Mr Ingraham's vision failed the country at this most crucial time. His focus on roads, the new port and BTC, to the exclusion of social initiatives, sealed his fate. The FNM's cavalier dismissal of crime as "criminals killing criminals" was indicative of its detachment from the reality of Bahamian life; Imgraham paid for that detachment with his job.
And you have been unfair to Mr. Jones. His complaint was not that Mr. Ingraham commented on public affairs, but that his comments were crass, confrontational, self-serving and distinctly unstatesmanlike. Ingraham was still campaigning long after the last shot had been fired. It seems strange to laud a man for freeing the airwaves, only to criticize those who used their new found freedom.
But all said, I agree with your friend who commented that perhaps Mr. Ingraham fell short of the democratic standard that he himself set. I think that the trials ahead are fewer because of Ingraham's leadership and I trust that we can say the same when Mr Christie leaves public life.
Posted by: Ricardo Rolle | July 27, 2012 at 12:55 PM
There were several factors that led to the FNM defeat in 2002 - some of which you have listed - but this particular analysis was focused on leadership issues.
Obviously, one came before the other, but I place Ingraham's and Pindling's achievements on the same level because without either of them (or individuals like them) we would not have a functioning democracy.

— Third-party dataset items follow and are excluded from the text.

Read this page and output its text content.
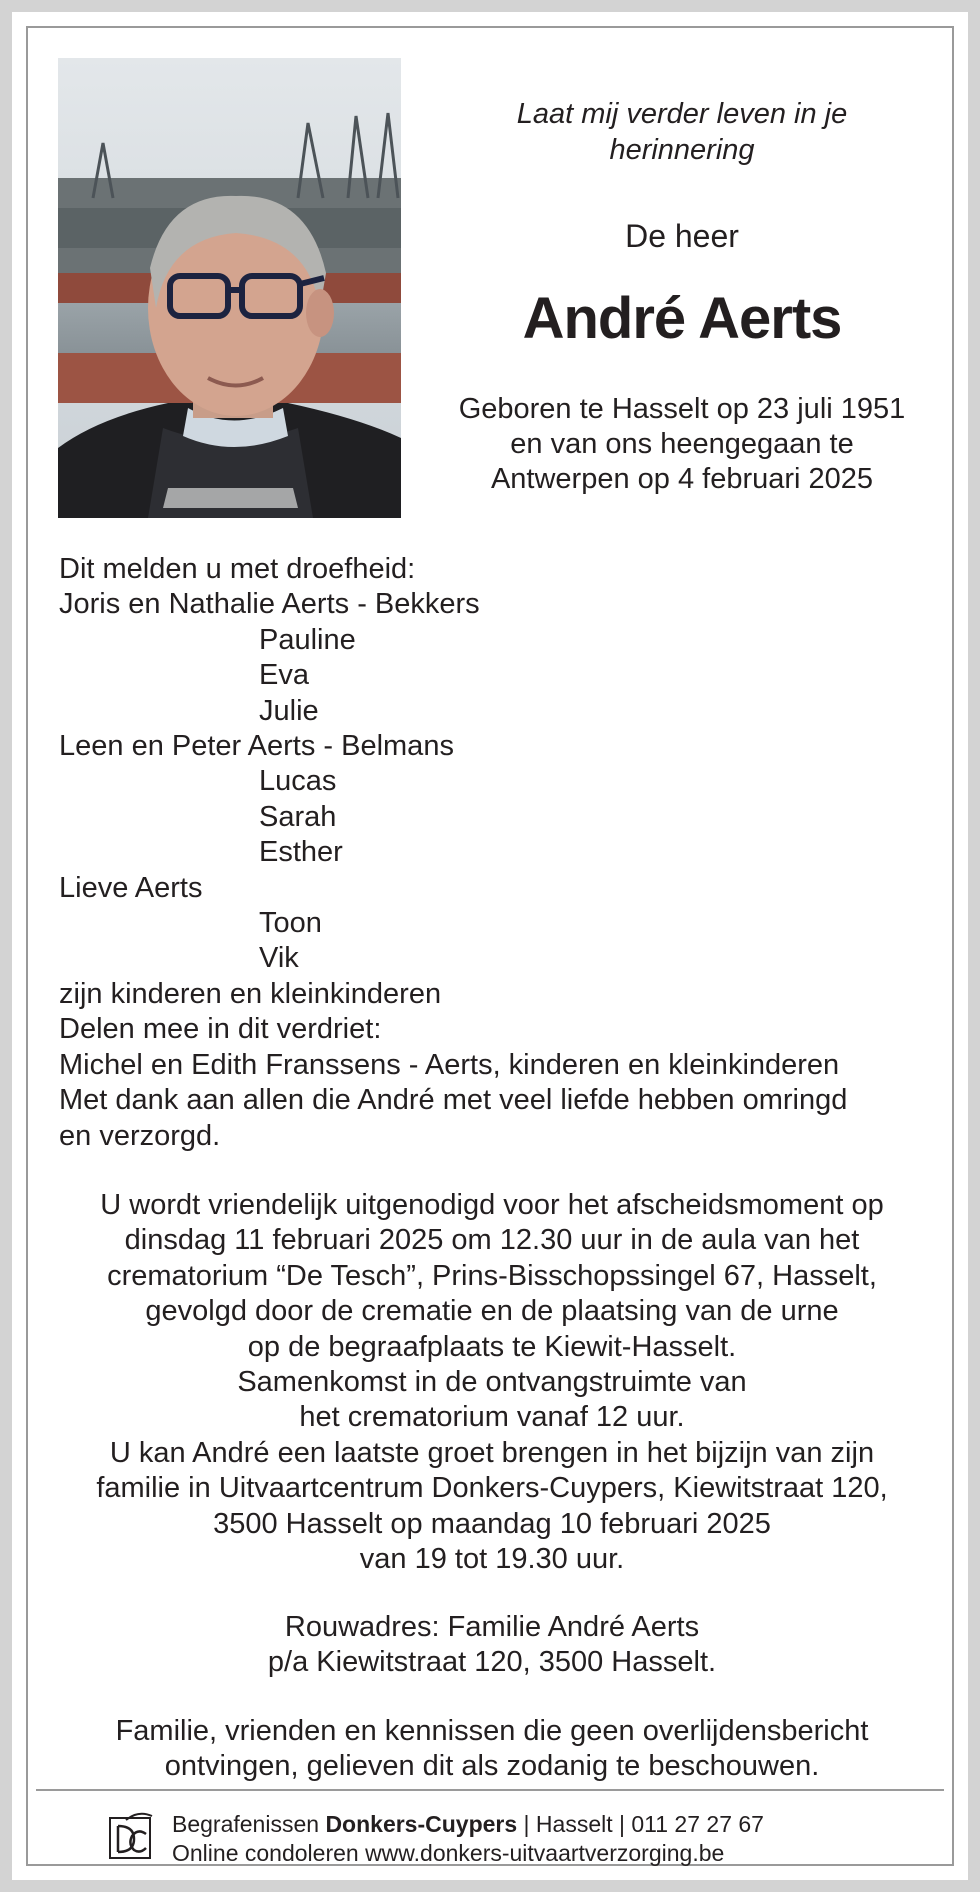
Laat mij verder leven in je
herinnering
De heer
André Aerts
Geboren te Hasselt op 23 juli 1951
en van ons heengegaan te
Antwerpen op 4 februari 2025
Dit melden u met droefheid:
Joris en Nathalie Aerts - Bekkers
Pauline
Eva
Julie
Leen en Peter Aerts - Belmans
Lucas
Sarah
Esther
Lieve Aerts
Toon
Vik
zijn kinderen en kleinkinderen
Delen mee in dit verdriet:
Michel en Edith Franssens - Aerts, kinderen en kleinkinderen
Met dank aan allen die André met veel liefde hebben omringd
en verzorgd.
U wordt vriendelijk uitgenodigd voor het afscheidsmoment op
dinsdag 11 februari 2025 om 12.30 uur in de aula van het
crematorium “De Tesch”, Prins-Bisschopssingel 67, Hasselt,
gevolgd door de crematie en de plaatsing van de urne
op de begraafplaats te Kiewit-Hasselt.
Samenkomst in de ontvangstruimte van
het crematorium vanaf 12 uur.
U kan André een laatste groet brengen in het bijzijn van zijn
familie in Uitvaartcentrum Donkers-Cuypers, Kiewitstraat 120,
3500 Hasselt op maandag 10 februari 2025
van 19 tot 19.30 uur.
Rouwadres: Familie André Aerts
p/a Kiewitstraat 120, 3500 Hasselt.
Familie, vrienden en kennissen die geen overlijdensbericht
ontvingen, gelieven dit als zodanig te beschouwen.
Begrafenissen Donkers-Cuypers | Hasselt | 011 27 27 67
Online condoleren www.donkers-uitvaartverzorging.be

That is the whole point of my article.
To say that Ingraham left the country more divided is like saying Pindling divided the country by overturning white supremacy.

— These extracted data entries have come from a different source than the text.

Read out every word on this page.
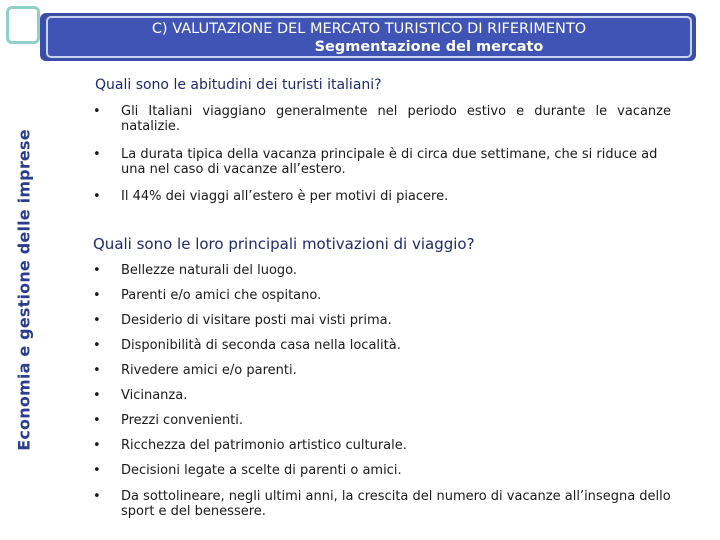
Economia e gestione delle imprese
C) VALUTAZIONE DEL MERCATO TURISTICO DI RIFERIMENTO
Segmentazione del mercato
Quali sono le abitudini dei turisti italiani?
•	Gli Italiani viaggiano generalmente nel periodo estivo e durante le vacanze natalizie.
•	La durata tipica della vacanza principale è di circa due settimane, che si riduce ad una nel caso di vacanze all’estero.
•	Il 44% dei viaggi all’estero è per motivi di piacere.
Quali sono le loro principali motivazioni di viaggio?
•	Bellezze naturali del luogo.
•	Parenti e/o amici che ospitano.
•	Desiderio di visitare posti mai visti prima.
•	Disponibilità di seconda casa nella località.
•	Rivedere amici e/o parenti.
•	Vicinanza.
•	Prezzi convenienti.
•	Ricchezza del patrimonio artistico culturale.
•	Decisioni legate a scelte di parenti o amici.
•	Da sottolineare, negli ultimi anni, la crescita del numero di vacanze all’insegna dello sport e del benessere.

I did not think Ingraham's comments at his press conference were as (you say) Jones depicted them. And I wonder if you recall how long the PLP campaigned after the FNM won the 2007 election? Initially, they refused to accept that they had lost.
I could agree that his remarks were "unstatesmanlike", but there is plenty of time for that.
Posted by: larry smith | July 27, 2012 at 02:43 PM
Thanks Larry for having the courage of your convictions, regardless of the political climate.
Posted by: Laura Siddons | July 27, 2012 at 10:01 PM
I've always said that the philosophy of the Progressive Liberal Party is 1 step shy from communism.
So while i'm quite appreciative of SLOP leadership in getting us out of slavery...he didn't really lead us into the Promise Land either. He lead us back into slavery....just with a fancy and shiny new name: "Progressive Liberal Party". It was more like the Regressive Conservative Party. It's vision was "Get white man out of power" and it's mission statement was 'your government will take care of you'.
that was NEVER the case for the FNM and its Leader Hubert Alexander Ingraham. They lead us out of "victimization" into the land of FREE speech, FREE press, and a FREE spirit to do whatever you wanted to do within the limits of the law without having to worry about the government coming to look to find you. Thats what the FREE National Movement was all about.
Posted by: Danae O'Brien | July 27, 2012 at 11:30 PM
I entered front-line politics because of the courageous stand Hubert Ingraham took, which caused his expulsion from the Progressive Liberal Party. I vividly recall offering my support for him following that fateful period.
HAI has the unique ability to permit representation and service to fuse. He recognised, acknowledged and nurtured the necessity to be relevant to one's constituents and mindful of ministerial obligations.
His fairness is not credited, but to me is one of his strongest traits. Why else would a politician pave roads in Stafford Creek where his party rarely got 5 per cent of the vote?
This abiding sense of fairness was evident and manifested over and over. It was most visible to me during the process of the Planning and Subdivision Act, the Forestry Act and the Freedom of Information Act. Even in things not done or left incompleted, HAI allowed national issues full expression and the opportunity to gel and fuse or fizzle.
He is a man who demanded one's best and delivered his best. I am forever grateful for his example, support and service.